Archimedes Memoria
Archimedes Memória foi um arquiteto eclético brasileiro. Dirigiu a Escola Nacional de Belas Artes, onde exerceu um papel fundamental na consolidação do ensino de arquitetura no Brasil, e foi um dos protagonistas da arquitetura brasileira nas primeiras décadas do século XX, construindo a maior parte dos edifícios icônicos do período. O seu projeto mais importante foi o do Palácio Tiradentes. Tinha um estilo eclético, com forte ênfase no neocolonial e art déco.
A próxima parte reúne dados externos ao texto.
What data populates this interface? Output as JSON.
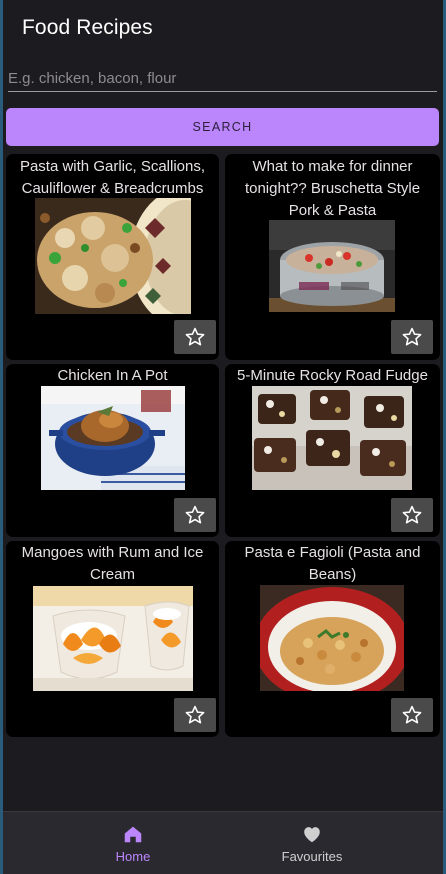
{
  "app": {
    "title": "Food Recipes"
  },
  "search": {
    "placeholder": "E.g. chicken, bacon, flour",
    "value": "",
    "button_label": "SEARCH"
  },
  "recipes": [
    {
      "title": "Pasta with Garlic, Scallions, Cauliflower & Breadcrumbs",
      "image": "pasta-garlic-photo",
      "favourite": false
    },
    {
      "title": "What to make for dinner tonight?? Bruschetta Style Pork & Pasta",
      "image": "bruschetta-pork-pasta-photo",
      "favourite": false
    },
    {
      "title": "Chicken In A Pot",
      "image": "chicken-pot-photo",
      "favourite": false
    },
    {
      "title": "5-Minute Rocky Road Fudge",
      "image": "rocky-road-fudge-photo",
      "favourite": false
    },
    {
      "title": "Mangoes with Rum and Ice Cream",
      "image": "mangoes-ice-cream-photo",
      "favourite": false
    },
    {
      "title": "Pasta e Fagioli (Pasta and Beans)",
      "image": "pasta-fagioli-photo",
      "favourite": false
    }
  ],
  "nav": {
    "items": [
      {
        "label": "Home",
        "icon": "home-icon",
        "active": true
      },
      {
        "label": "Favourites",
        "icon": "heart-icon",
        "active": false
      }
    ]
  },
  "colors": {
    "accent": "#bb86fc",
    "background": "#1c1b1f",
    "card": "#000000",
    "nav": "#2b2930"
  }
}
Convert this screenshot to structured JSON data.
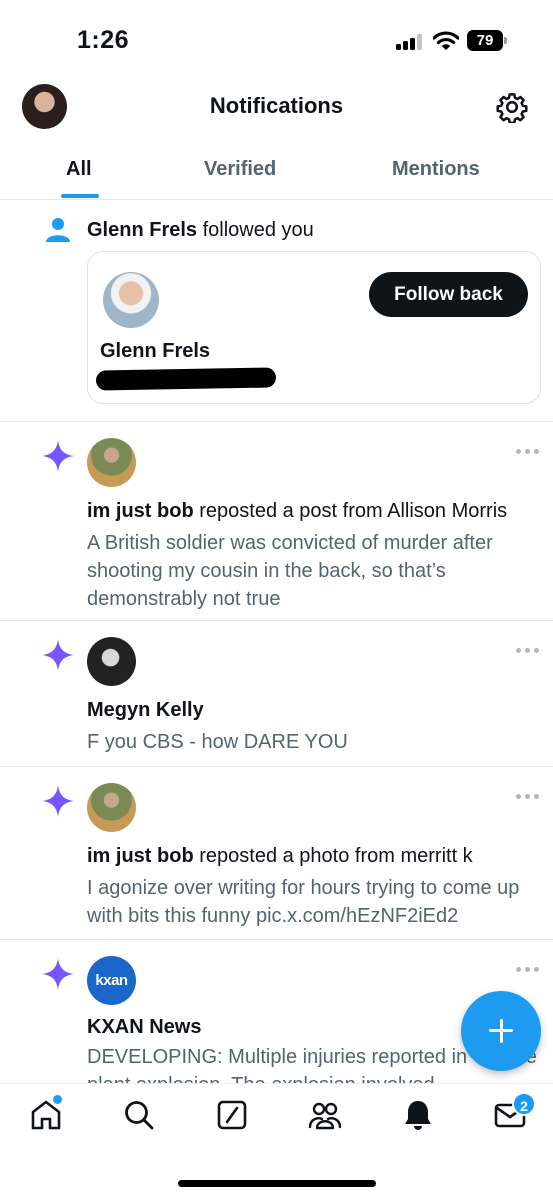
{
  "status_bar": {
    "time": "1:26",
    "battery": "79"
  },
  "header": {
    "title": "Notifications",
    "avatar_icon": "profile-avatar",
    "settings_icon": "gear-icon"
  },
  "tabs": [
    {
      "label": "All",
      "active": true
    },
    {
      "label": "Verified",
      "active": false
    },
    {
      "label": "Mentions",
      "active": false
    }
  ],
  "follow_notification": {
    "name": "Glenn Frels",
    "action": "followed you",
    "card_name": "Glenn Frels",
    "button_label": "Follow back"
  },
  "notifications": [
    {
      "name": "im just bob",
      "action": "reposted a post from Allison Morris",
      "body": "A British soldier was convicted of murder after shooting my cousin in the back, so that’s demonstrably not true"
    },
    {
      "name": "Megyn Kelly",
      "action": "",
      "body": "F you CBS - how DARE YOU"
    },
    {
      "name": "im just bob",
      "action": "reposted a photo from merritt k",
      "body": "I agonize over writing for hours trying to come up with bits this funny pic.x.com/hEzNF2iEd2"
    },
    {
      "name": "KXAN News",
      "action": "",
      "avatar_text": "kxan",
      "body": "DEVELOPING: Multiple injuries reported in Temple plant explosion. The explosion involved"
    }
  ],
  "bottom_nav": {
    "items": [
      "home-icon",
      "search-icon",
      "grok-icon",
      "communities-icon",
      "notifications-bell-icon",
      "messages-icon"
    ],
    "messages_badge": "2"
  },
  "colors": {
    "accent": "#1d9bf0",
    "sparkle": "#7856ff",
    "text": "#0f1419",
    "secondary": "#536471"
  }
}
Era um dos líderes nacionais da Ação Integralista Brasileira.
Imagem: Phillip1932 · CC0 · Openverse
Natural de Ipu, no Ceará, mudou-se para o Rio de Janeiro em 1911, com a intenção de estudar desenho na Escola Nacional de Belas Artes. Após o início do curso, decidiu transferir-se para o curso de arquitetura, tendo obtido diversas distinções acadêmicas. Iniciou sua vida profissional no "Escritório Técnico Heitor de Mello", em 1918. Com o falecimento de Heitor, em 1920, a quem sucedeu, tornou o escritório o maior do Rio de Janeiro até 1935. Projetou alguns dos mais marcantes edifícios cariocas das décadas de 1920 e 1930. Em 1920, ingressou no quadro de professores da Escola Nacional de Belas Artes. Foi professor catedrático de "Grandes Composições de Arquitetura" na FAU/UFRJ e diretor da Faculdade de Arquitetura da Universidade do Brasil. Foi responsável pelo plano urbanístico da Exposição Internacional do Centenário da Independência, no Calabouço, em 1922; pelo projeto do Palácio Pedro Ernesto - Câmara dos Vereadores do Rio de Janeiro; pelos projetos da Igreja de Santa Terezinha no Túnel Novo, e das sedes do Hipódromo da Gávea e do Botafogo de Futebol e Regatas; pelo projeto do Palácio das Indústrias, hoje Museu Histórico Nacional; pelo Palácio da Festas; pelo Rio Cassino, no Passeio Público; pelo altar-mor da Igreja da Candelária; por inúmeras residências. Seu projeto mais imponente foi o do Palácio Tiradentes, edifício em estilo eclético, destinado a abrigar a Câmara dos Deputados, realizado em parceria com Francisco Cuchet.